CHAMBER
APPLLICATION
CHITAKUNYE
JA: This
is an opposed chamber application for condonation for late filing of
an application for leave to appeal and leave to appeal in terms of
Rule 60 and 61 of the Supreme Court Rules 2018.
At
the conclusion of hearing on 31
August
2023, I gave an ex-tempore
judgment dismissing the application with costs. The applicant has
requested for the written reasons for the decision. These are they.
THE
FACTS
The
applicant was formerly employed by the respondent as a lecturer. In
2018 he was charged with four counts of misconduct. The disciplinary
proceedings were conducted in terms of the Labour (National
Employment Code of Conduct) Regulations 2006, Statutory Instrument 15
of 2006. He was duly convicted of two of the counts and acquitted of
the other two counts by an internal Disciplinary Authority.
Dissatisfied
with the internal Disciplinary Authority's determination on the two
counts upon which he was convicted and dismissed from employment, he
appealed to an internal Appeals Committee which upheld the
Disciplinary Authority's decision.
Further
dissatisfied by the decision of the Appeals Committee he referred the
matter to a labour officer and eventually to the Labour Court. The
Labour Court's decision was not to his satisfaction hence he
appealed to this Court in SC236/20.
On
13 November 2020 this Court issued an order by consent setting aside
the proceedings that had been undertaken before the labour officer
and the Labour Court as such proceedings were held to have been
nullities.
The
applicant thereafter filed a new appeal to the Labour Court against
the determination of the internal Disciplinary Authority and the
upholding of that decision by the internal Appeals Committee.
On
8
February
2022 the Labour Court dismissed the applicant's appeal in an
ex-tempore
judgment.

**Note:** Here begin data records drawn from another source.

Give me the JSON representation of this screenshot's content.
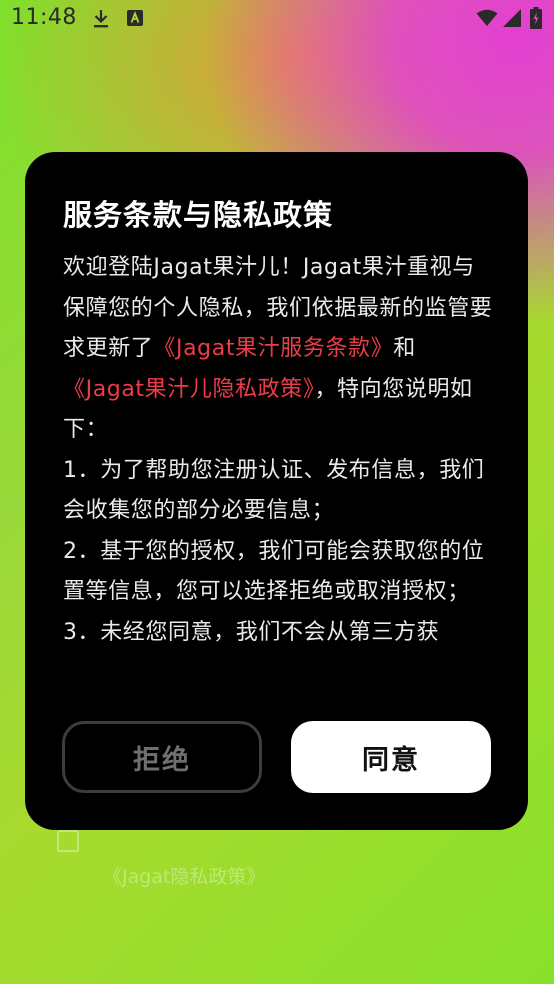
{
  "status_bar": {
    "time": "11:48"
  },
  "dialog": {
    "title": "服务条款与隐私政策",
    "intro_1": "欢迎登陆Jagat果汁儿！Jagat果汁重视与保障您的个人隐私，我们依据最新的监管要求更新了",
    "link_terms": "《Jagat果汁服务条款》",
    "and": "和",
    "link_privacy": "《Jagat果汁儿隐私政策》",
    "intro_2": "，特向您说明如下：",
    "item_1": "1．为了帮助您注册认证、发布信息，我们会收集您的部分必要信息；",
    "item_2": "2．基于您的授权，我们可能会获取您的位置等信息，您可以选择拒绝或取消授权；",
    "item_3": "3．未经您同意，我们不会从第三方获",
    "reject_label": "拒绝",
    "agree_label": "同意"
  },
  "background": {
    "privacy_link": "《Jagat隐私政策》"
  },
  "colors": {
    "link": "#ee3c4a",
    "dialog_bg": "#000000"
  }
}
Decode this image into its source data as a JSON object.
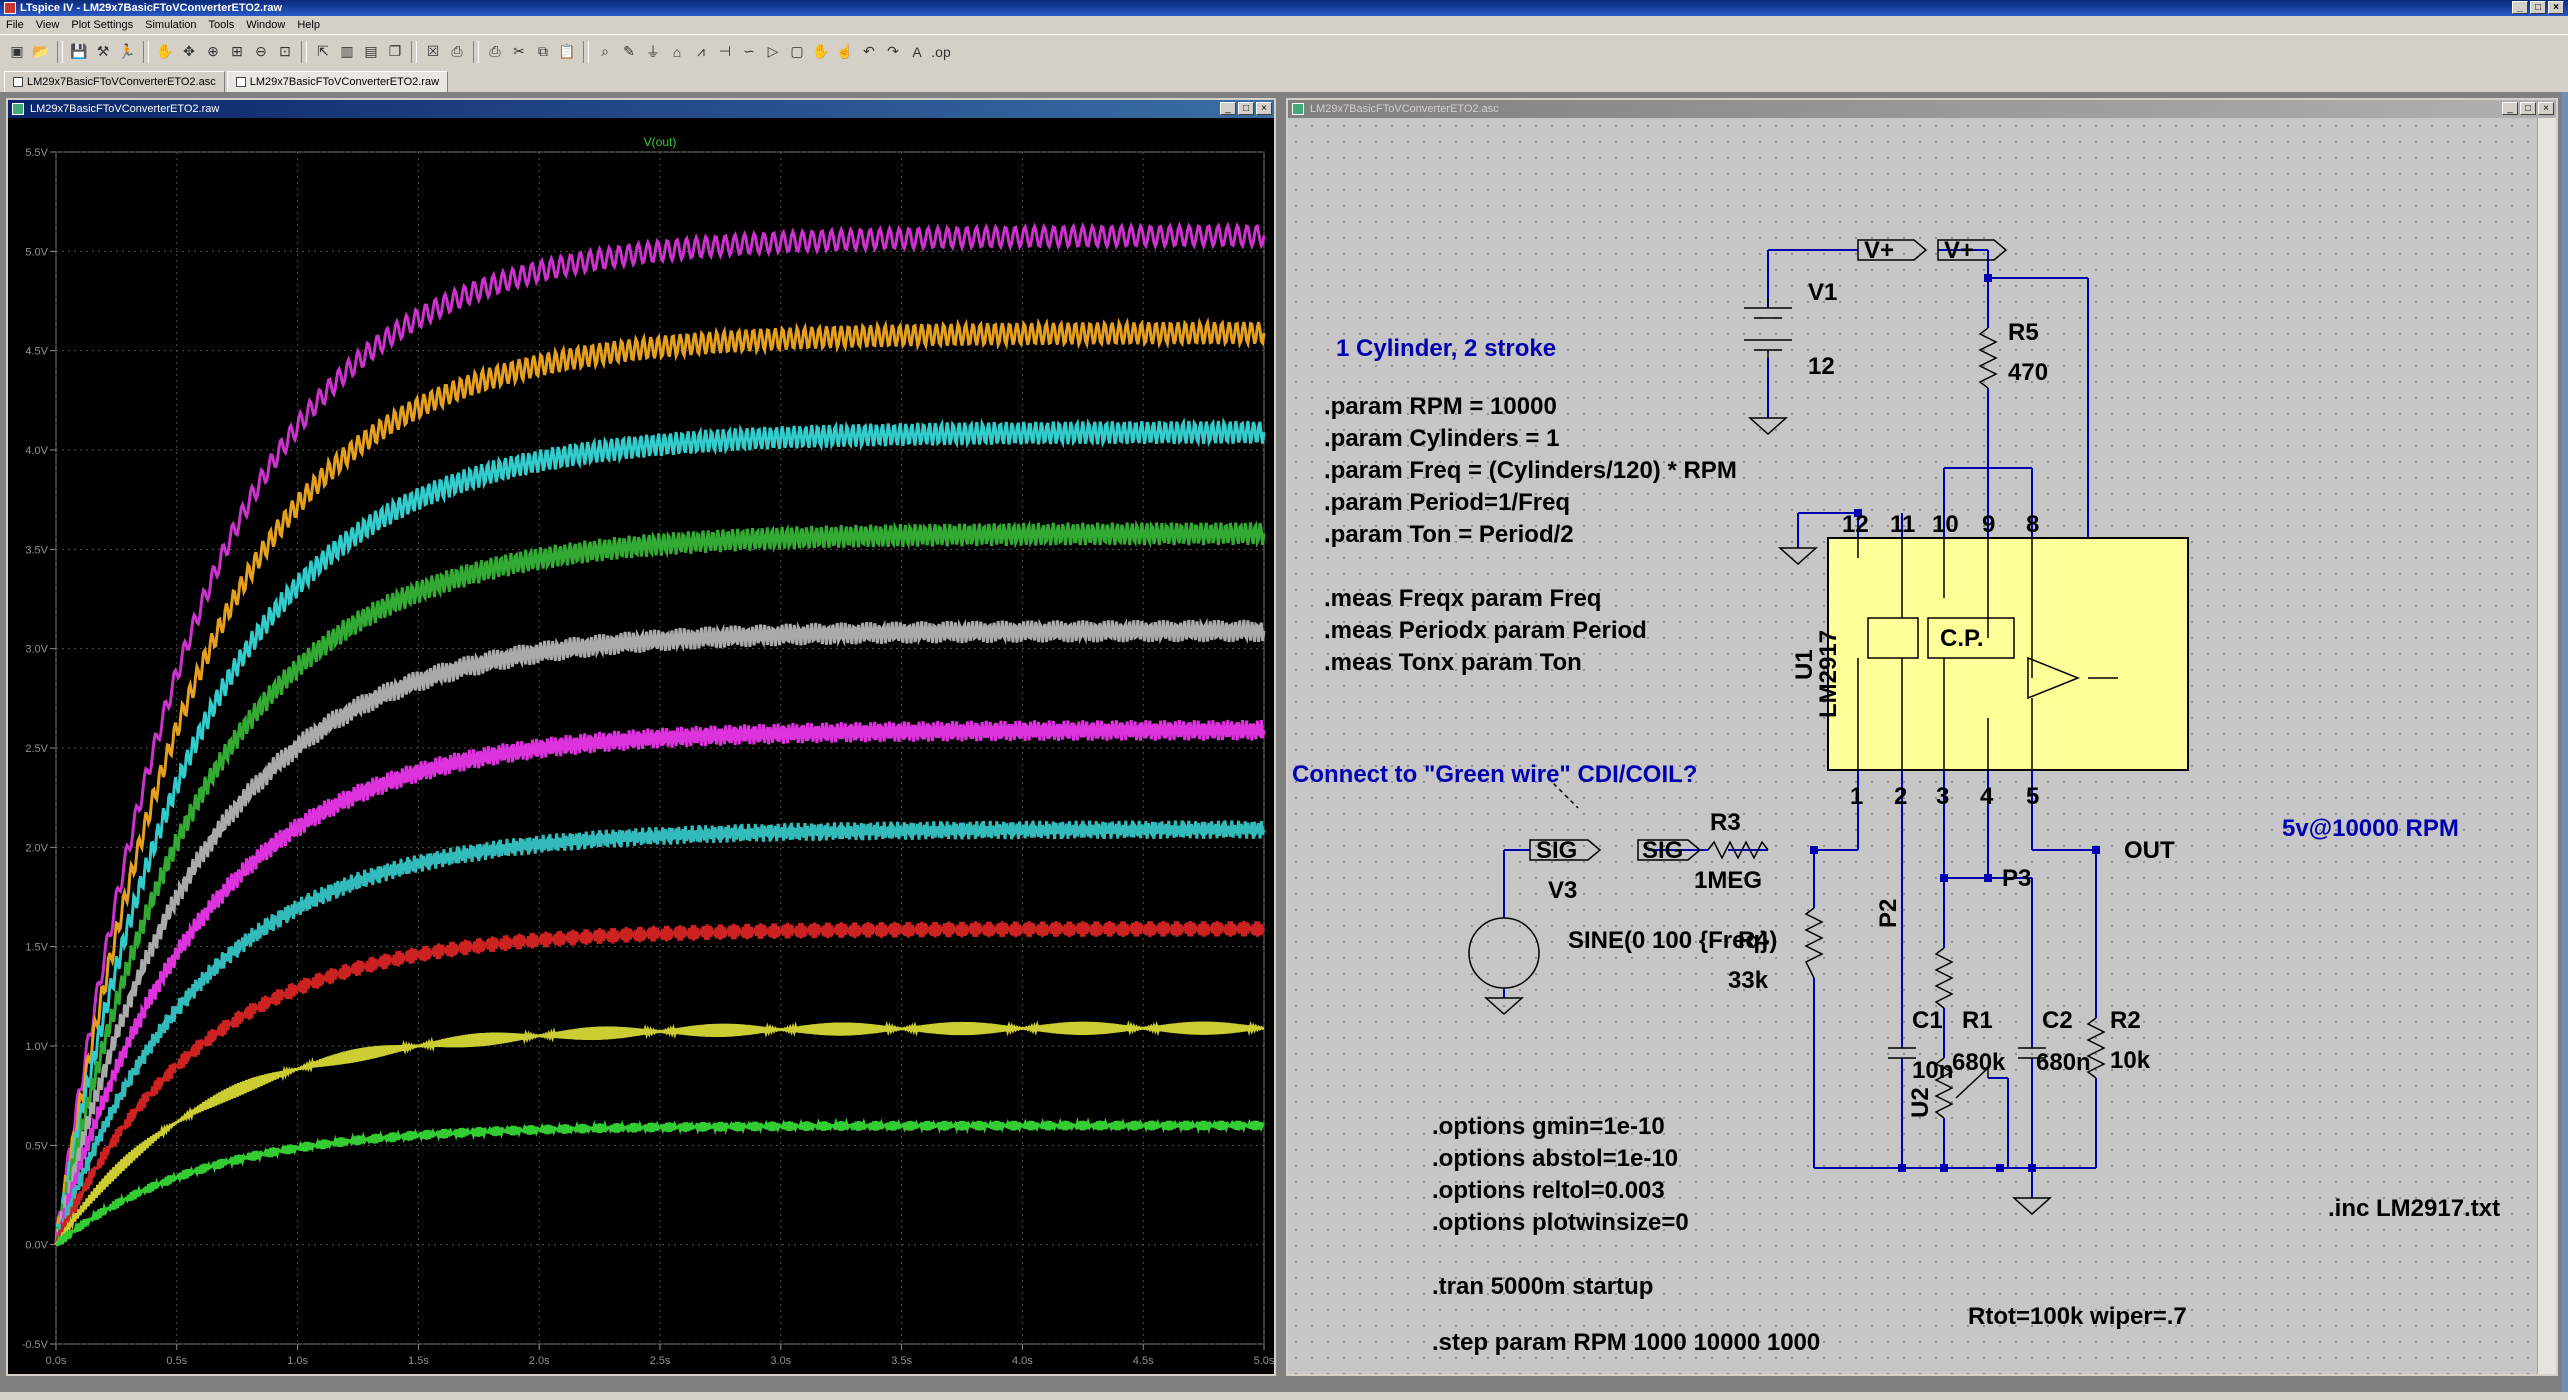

Upon his request, written reasons for judgment were
provided on 11 March 2022.
The
applicant belatedly sought leave to appeal but that initial
application was struck off the roll as he was out of time and had not
sought condonation for the late filing of such an application.
The
applicant subsequently filed an application for condonation for
failure to seek leave within the period prescribed by the rules and
for leave to appeal in the Labour Court on 23 June 2022. That
application was dismissed by the Labour Court on 6 June 2023.
In
terms of the proviso to Rule 60(2) of the Supreme Court Rules, 2018,
the applicant had ten (10) days within which to approach this Court
for leave to appeal against the Labour Court's judgment from the
date of the dismissal of his application by the Labour Court.
The
applicant's initial application in SC378/23 was fatally defective
and was struck off the roll on 27 June 2023. The current application
was filed on 8 August 2023 which was way outside the period by which
such an application ought to have been filed.
It
is in view of this that the applicant seeks condonation for failure
to file the application for leave to appeal within the prescribed
period and for leave to appeal.
The
application is opposed.
In
its opposition the respondent contended, inter
alia,
that the delay is inordinate and that there is no reasonable
explanation for the delay. It also contended that there were no
prospects of success on appeal. It thus prayed for the dismissal of
the application.
THE
LAW
It
is trite that in an application for condonation for non-compliance
with the rules, an applicant is obligated to demonstrate to the court
that he or she has good cause for the grant of the relief. The
applicant is required to, inter
alia, provide a
reasonable explanation for the delay and for non-compliance with the
rules and also to show that there are good prospects of success on
appeal. In Forestry
Commission v Moyo
1997 (1) ZLR 254 (S)
GUBBAY CJ set out
factors to be considered in such an application as including:
“(a)
That the delay involved was not inordinate, having regard to the
circumstances of the case;
(b)
That there is a reasonable explanation for the delay;
(c)
That the prospects of success should the application be granted are
good; and
(d)
The possible prejudice to the other party should the application be
granted.”
See
also Machaya
v Munyambi SC
4/05;
Easter Mzite v Damafalls Investments
(Pvt)
Ltd
SC 21/18.
These
factors are not individually decisive on whether the application for
condonation for non-compliance with the rules is granted. They are
considered cumulatively.
In
Kodzwa
v Secretary for Health & Anor
1999 (1) ZLR 313 (S),
SANDURA JA remarked as follows:
“Whilst
the presence of reasonable prospects of success on appeal is an
important consideration which is relevant to the granting of
condonation, it is not necessarily decisive. Thus, in the case of a
flagrant breach of the rules, particularly where there is no
acceptable explanation for it, the indulgence of condonation may be
refused, whatever the merits of the appeal may be.”
See
also: Director
of Civil Aviation v Hall
1990 (2) ZLR 354 (SC)
at 357.
ISSUES
FOR DETERMINATION
1.
Extent of the delay and whether the explanation for such delay is
reasonable.
2.
Whether there are good prospects of success in the envisaged appeal.
3.
Whether there is prejudice to be suffered by the other party if
condonation is granted.
APPLICATION
OF THE LAW TO THE FACTS
1.
Extent of the delay and reasonableness of the explanation
It
is incumbent upon the applicant to give an explanation for the
failure to act in terms of the dictates of the rules.
In
casu,
the judgment which the applicant seeks to appeal against
was handed down on 8 February 2022. The application for leave to
appeal in the court a
quo
was
dismissed on 6 June 2023. In terms of the proviso to Rule 60(2) of
the Supreme Court Rules, the applicant had ten (10) days within which
to seek leave to appeal from this Court. The applicant ought to have
sought leave to appeal from this Court by 20 June 2023. This
application was filed on 8 August 2023. The applicant is thus 35
days out of time. In the circumstances the applicant is required to
proffer a reasonable explanation for the entire period of the delay.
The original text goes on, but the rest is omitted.